2: Deep learning has come to mean almost any multi-layer neural network. The term caught on with the success related to Deep Belief Networks, which proposed specific new techniques. Things currently being called "deep learning" often have little in common with this. I feel the term has been watered down by people looking to associate their work with the success of others. This isn't all bad. The work on multi-layered networks seems to have produced real progress in reducing or eliminating the need for feature engineering.

Tuesday, December 3, 2013

Distributed Representations

Distributed vector representations are a set of techniques which take a domain (usually, words) and embed it into a linear space (representing each word as a large vector of numbers). Useful tasks can then be represented as manipulations of these embedded representations. The embedding can be created in a variety of ways; often, it is learned by optimizing task performance. SENNA demonstrated that representations learned for one task are often useful for others.

There are so many interesting advances being made in distributed vector representations, it seems that a nice toolset is emerging which will soon be considered a basic part of machine intelligence.

Google's word2vec assigns distributed vector representations to individual words and a few short phrases. These representations have been shown to give intuitively reasonable results on analogy tasks with simple vector math: king - man + woman is approximately equal to the vector for queen, for example. This is despite not being explicitly optimized for that task, again showing that these representations tend to be useful for a wide range of tasks.

Similar approaches have aided machine translation tasks by turning word translation into a linear transform from one vector space to another.

One limitation of this approach is that we cannot do much to represent sentences. Sequences of words can be given somewhat useful representations by adding together the individual word representations, but this approach is limited.

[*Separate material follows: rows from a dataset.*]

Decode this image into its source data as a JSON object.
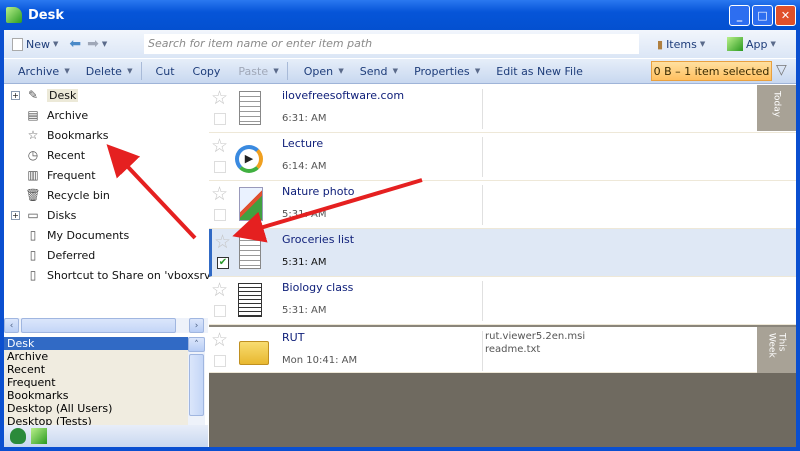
{
  "window": {
    "title": "Desk"
  },
  "toolbar1": {
    "new": "New",
    "search_placeholder": "Search for item name or enter item path",
    "items": "Items",
    "app": "App"
  },
  "toolbar2": {
    "archive": "Archive",
    "delete": "Delete",
    "cut": "Cut",
    "copy": "Copy",
    "paste": "Paste",
    "open": "Open",
    "send": "Send",
    "properties": "Properties",
    "edit_new": "Edit as New File",
    "status": "0 B – 1 item selected"
  },
  "tree": [
    {
      "label": "Desk",
      "icon": "feather-icon",
      "expand": true
    },
    {
      "label": "Archive",
      "icon": "archive-box-icon"
    },
    {
      "label": "Bookmarks",
      "icon": "star-icon"
    },
    {
      "label": "Recent",
      "icon": "clock-icon"
    },
    {
      "label": "Frequent",
      "icon": "bars-icon"
    },
    {
      "label": "Recycle bin",
      "icon": "trash-icon"
    },
    {
      "label": "Disks",
      "icon": "disk-icon",
      "expand": true
    },
    {
      "label": "My Documents",
      "icon": "folder-icon"
    },
    {
      "label": "Deferred",
      "icon": "folder-icon"
    },
    {
      "label": "Shortcut to Share on 'vboxsrv' (E:)",
      "icon": "folder-icon"
    }
  ],
  "desk_list": [
    "Desk",
    "Archive",
    "Recent",
    "Frequent",
    "Bookmarks",
    "Desktop  (All Users)",
    "Desktop  (Tests)"
  ],
  "items": [
    {
      "name": "ilovefreesoftware.com",
      "time": "6:31: AM",
      "icon": "notepad-icon"
    },
    {
      "name": "Lecture",
      "time": "6:14: AM",
      "icon": "media-icon"
    },
    {
      "name": "Nature photo",
      "time": "5:31: AM",
      "icon": "paint-icon"
    },
    {
      "name": "Groceries list",
      "time": "5:31: AM",
      "icon": "notepad-icon",
      "selected": true,
      "checked": true
    },
    {
      "name": "Biology class",
      "time": "5:31: AM",
      "icon": "document-icon"
    },
    {
      "name": "RUT",
      "time": "Mon 10:41: AM",
      "icon": "folder-icon",
      "attachments": [
        "rut.viewer5.2en.msi",
        "readme.txt"
      ]
    }
  ],
  "groups": {
    "today": "Today",
    "this_week": "This Week"
  },
  "colors": {
    "title": "#0655d8",
    "selected": "#316ac5",
    "annotation": "#e52020"
  }
}
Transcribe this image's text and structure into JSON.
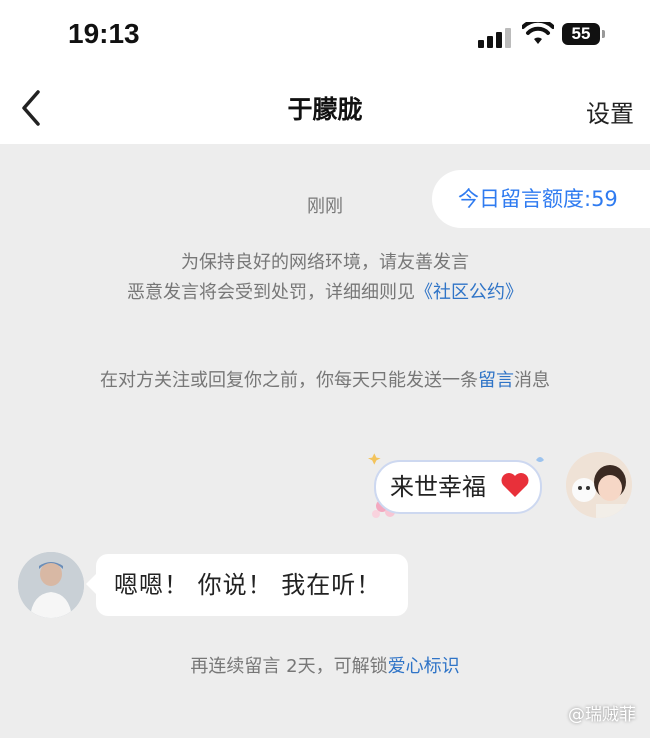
{
  "status_bar": {
    "time": "19:13",
    "battery": "55"
  },
  "nav": {
    "title": "于朦胧",
    "settings_label": "设置"
  },
  "quota_badge": "今日留言额度:59",
  "chat": {
    "timestamp": "刚刚",
    "notice_line1": "为保持良好的网络环境，请友善发言",
    "notice_line2_prefix": "恶意发言将会受到处罚，详细细则见",
    "notice_line2_link": "《社区公约》",
    "rule_prefix": "在对方关注或回复你之前，你每天只能发送一条",
    "rule_link": "留言",
    "rule_suffix": "消息",
    "messages": [
      {
        "sender": "me",
        "text": "来世幸福"
      },
      {
        "sender": "other",
        "text": "嗯嗯！ 你说！ 我在听！"
      }
    ],
    "unlock_prefix": "再连续留言 2天，可解锁",
    "unlock_link": "爱心标识"
  },
  "watermark": "@瑞贼菲",
  "colors": {
    "link": "#2f74c7",
    "quota_text": "#2f7bf0",
    "background": "#ededed",
    "heart": "#e8303a"
  }
}
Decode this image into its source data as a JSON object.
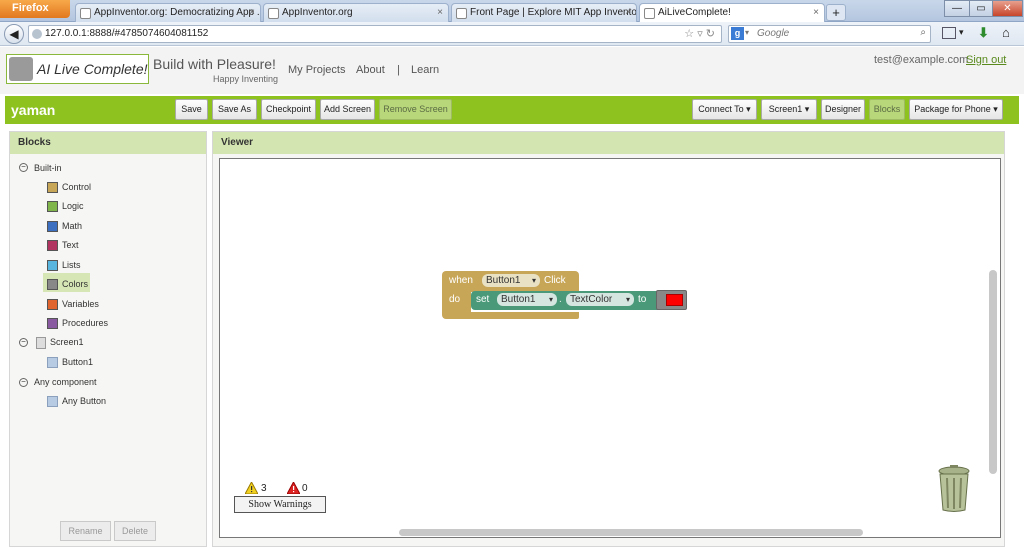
{
  "browser": {
    "menu_button": "Firefox",
    "tabs": [
      {
        "title": "AppInventor.org: Democratizing App ...",
        "close": "×"
      },
      {
        "title": "AppInventor.org",
        "close": "×"
      },
      {
        "title": "Front Page | Explore MIT App Inventor",
        "close": "×"
      },
      {
        "title": "AiLiveComplete!",
        "close": "×"
      }
    ],
    "new_tab": "+",
    "window_buttons": [
      "—",
      "▭",
      "✕"
    ],
    "url": "127.0.0.1:8888/#4785074604081152",
    "search_placeholder": "Google",
    "search_engine_letter": "g"
  },
  "header": {
    "logo_text": "AI Live Complete!",
    "tagline": "Build with Pleasure!",
    "tagline_sub": "Happy Inventing",
    "nav": [
      "My Projects",
      "About",
      "|",
      "Learn"
    ],
    "user_email": "test@example.com",
    "signout": "Sign out"
  },
  "toolbar": {
    "project_name": "yaman",
    "left_buttons": [
      "Save",
      "Save As",
      "Checkpoint",
      "Add Screen",
      "Remove Screen"
    ],
    "right_buttons": [
      "Connect To ▾",
      "Screen1 ▾",
      "Designer",
      "Blocks",
      "Package for Phone ▾"
    ]
  },
  "blocks_panel": {
    "title": "Blocks",
    "builtin_label": "Built-in",
    "builtin": [
      {
        "label": "Control",
        "color": "#c8a657"
      },
      {
        "label": "Logic",
        "color": "#7fb54a"
      },
      {
        "label": "Math",
        "color": "#3c6fc0"
      },
      {
        "label": "Text",
        "color": "#b0345f"
      },
      {
        "label": "Lists",
        "color": "#58b6de"
      },
      {
        "label": "Colors",
        "color": "#888888"
      },
      {
        "label": "Variables",
        "color": "#e0652e"
      },
      {
        "label": "Procedures",
        "color": "#8a5aa0"
      }
    ],
    "screen_label": "Screen1",
    "screen_child": "Button1",
    "any_label": "Any component",
    "any_child": "Any Button",
    "rename": "Rename",
    "delete": "Delete"
  },
  "viewer": {
    "title": "Viewer",
    "event_block": {
      "when": "when",
      "component": "Button1",
      "event": "Click",
      "do": "do",
      "set": "set",
      "target": "Button1",
      "property": "TextColor",
      "to": "to",
      "event_color": "#c8a657",
      "setter_color": "#4a9a7a",
      "color_value": "#ff0000"
    },
    "warnings_count": "3",
    "errors_count": "0",
    "show_warnings": "Show Warnings"
  }
}
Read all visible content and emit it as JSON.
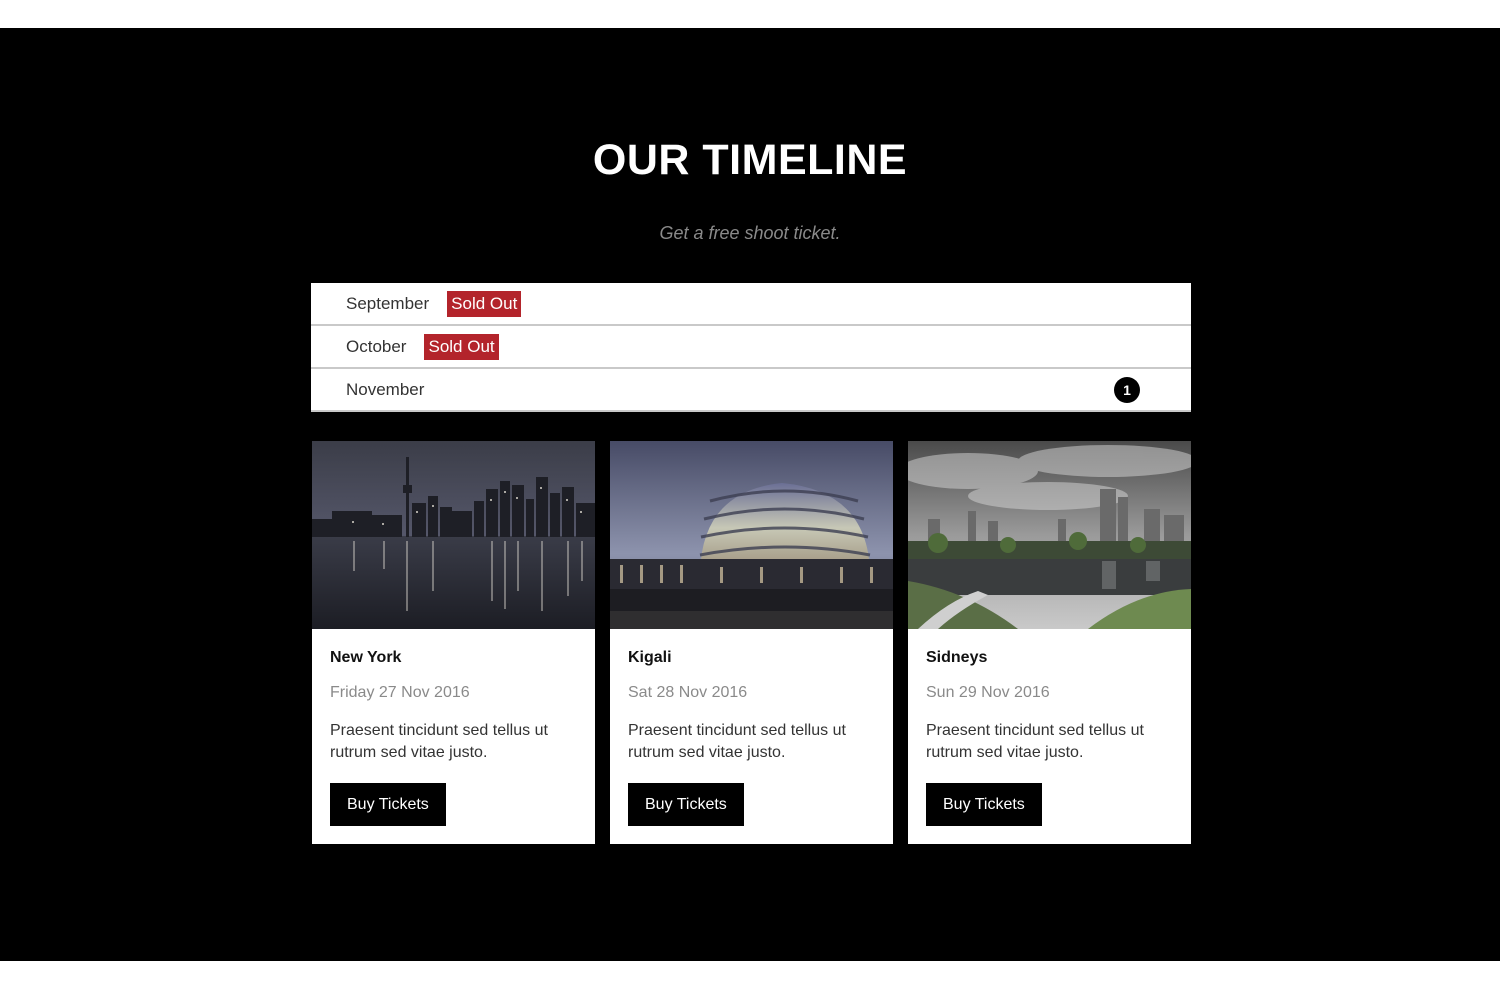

Socher's RNN learns a matrix transform to compose two elements together and give them a score, which is then used for greedy parsing by composing together the highest-scoring items, with great success. This gives us useful vector representations for phrases and sentences.

Another approach which has been suggested is circular convolution. This combines vectors in a way which captures ordering information, unlike addition or multiplication. Impressively, the technique has solved Raven progressive matrix problems:

http://eblerim.net/?page_id=2383

Then there's a project, COMPOSES, which seeks to create a language representation in which nouns get vector representations and other parts of speech get matrix representations (and possibly tensor representations?).

http://clic.cimec.unitn.it/composes/

I haven't looked into the details fully, but conceptually it makes sense: the parts of speech which intuitively represent modifiers are linear functions, while the parts of speech which are intuitively static objects are getting operated on by these functions.

The following paper gives a related approach:

http://www.cs.utoronto.ca/~ilya/pubs/2008/mre.pdf

Here, everything is represented as a matrix of the same size. Representing the objects as functions is somewhat limiting, but the uniform representation makes it easy to jump to higher-level functions (modifiers on modifiers) without adding anything. This seems to have the potential to enable a surprisingly wide range of reasoning capabilities, given the narrow representation.

As the authors of that last paper mention, the approach can only support reasoning of a "memorized" sort. There is no mechanism which would allow chained logical inferences to answer questions. This seems like a good characterization of the general limitations of the broader set of techniques. The distributed representation of a word, phrase, image, or other object is a static encoding which represents, in some sense, a classification of the object into a fuzzy categorization system we've learned. How can we push the boundary here, allowing for a more complex reasoning? Can these vector representations be integrated into a more generally capable probabilistic logic system?